Ahí es donde la mayoría de las herramientas digitales y las empresas que las sustentan, muestran su límite. Automatizar una cotización es relativamente sencillo, pero automatizar la resolución de una incidencia, con toda la comunicación que implica entre cargador, plataforma y transportista, hablamos de otra cuestión completametne diferente. Y es precisamente ese hueco el que muchas empresas siguen cubriendo a mano, con personas que median, explican y gestionan lo que el sistema no puede resolver solo.

El modelo de B2BPack parte de una lectura concreta del problema de la gestión de las incidencias. La plataforma integra cotización, contratación y seguimiento con más de cien transportistas desde un único entorno, pero lo que sus responsables destacan como diferencial no es la tecnología en sí, sino la forma en que se combina con atención directa por cliente. Sin esperas en cola, sin interlocutores genéricos, sin que el usuario tenga que explicar su operativa cada vez que necesita algo. Es una apuesta que reconoce que la digitalización no elimina la necesidad del trato, sino que debería hacerlo más eficiente.

Esa combinación no es fácil de escalar, y no todas las empresas que operan en este espacio apuestan por ella.

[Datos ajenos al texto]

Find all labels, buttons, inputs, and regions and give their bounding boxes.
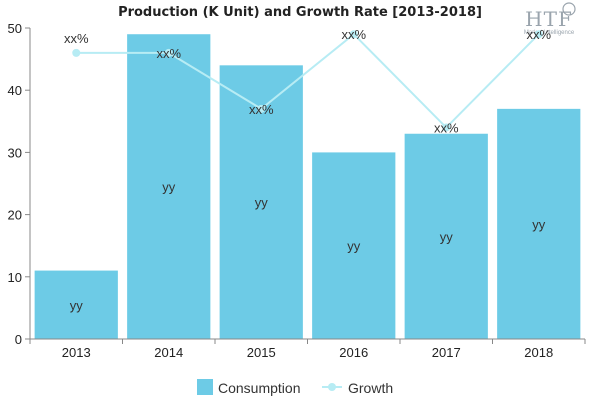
growth-point-2017 xyxy=(442,123,451,132)
watermark-subtext: Market Intelligence xyxy=(524,30,575,36)
globe-icon xyxy=(562,2,576,16)
bar-value-label: yy xyxy=(347,239,361,254)
y-tick-label: 10 xyxy=(8,270,22,285)
chart-title: Production (K Unit) and Growth Rate [201… xyxy=(118,5,482,20)
bar-2013 xyxy=(34,270,118,339)
bar-2018 xyxy=(497,108,581,339)
legend-label-growth: Growth xyxy=(348,380,393,396)
x-tick-label: 2013 xyxy=(62,345,91,360)
watermark-logo: HTF Market Intelligence xyxy=(524,2,576,36)
bar-2014 xyxy=(127,34,211,339)
legend: Consumption Growth xyxy=(197,379,393,396)
growth-line-group xyxy=(72,30,543,132)
bar-2017 xyxy=(404,133,488,339)
bar-value-label: yy xyxy=(162,180,176,195)
y-axis: 0 10 20 30 40 50 xyxy=(8,21,31,347)
bar-value-label: yy xyxy=(70,298,84,313)
growth-point-2013 xyxy=(72,48,81,57)
legend-label-consumption: Consumption xyxy=(218,380,301,396)
x-tick-label: 2018 xyxy=(524,345,553,360)
bar-value-label: yy xyxy=(440,229,454,244)
y-tick-label: 20 xyxy=(8,208,22,223)
y-tick-label: 0 xyxy=(15,332,22,347)
x-tick-label: 2014 xyxy=(154,345,183,360)
growth-value-label: xx% xyxy=(156,46,181,61)
watermark-text: HTF xyxy=(525,7,573,31)
line-labels-group: xx% xx% xx% xx% xx% xx% xyxy=(64,27,552,135)
x-tick-label: 2016 xyxy=(339,345,368,360)
x-tick-label: 2015 xyxy=(247,345,276,360)
x-tick-label: 2017 xyxy=(432,345,461,360)
growth-point-2018 xyxy=(534,30,543,39)
legend-swatch-consumption xyxy=(197,379,213,395)
bar-labels-group: yy yy yy yy yy yy xyxy=(70,180,546,313)
growth-point-2014 xyxy=(164,48,173,57)
growth-value-label: xx% xyxy=(341,27,366,42)
y-tick-label: 50 xyxy=(8,21,22,36)
bar-value-label: yy xyxy=(532,217,546,232)
growth-point-2016 xyxy=(349,30,358,39)
y-tick-label: 40 xyxy=(8,83,22,98)
y-tick-label: 30 xyxy=(8,145,22,160)
growth-point-2015 xyxy=(257,104,266,113)
bar-2016 xyxy=(312,152,396,339)
legend-swatch-growth-point xyxy=(328,383,336,391)
growth-series-line xyxy=(76,32,540,129)
bars-group xyxy=(34,34,581,339)
growth-extra-label: xx% xyxy=(64,31,89,46)
growth-value-label: xx% xyxy=(526,27,551,42)
growth-value-label: xx% xyxy=(434,121,459,136)
bar-value-label: yy xyxy=(255,195,269,210)
growth-value-label: xx% xyxy=(249,102,274,117)
x-axis: 2013 2014 2015 2016 2017 2018 xyxy=(29,338,586,360)
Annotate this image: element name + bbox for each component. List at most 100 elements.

Hay modelos que priorizan el volumen y la automatización total, asumiendo que el soporte puede ser reactivo y estandarizado. No es necesariamente un error, pero tiene consecuencias prácticas para los clientes que deciden trabajar con el tipo de empresa que los usa. Una pyme que mueve palets con cierta regularidad y variabilidad en sus envíos tiene necesidades distintas a las de un gran operador con flujos muy predecibles.

Lo que el sector empieza a debatir, de forma todavía poco articulada, es si la digitalización logística tiene que elegir entre escala y proximidad o si hay modelos que pueden sostener las dos cosas a la vez. Y esto implica decisiones que van bastante más allá de cuántos transportistas tiene integrados una plataforma o qué tan rápido genera una etiqueta.

La tecnología resuelve bien los procesos que se repiten sin variación. Todo lo demás sigue dependiendo de quién está al otro lado cuando las cosas no salen como estaba previsto.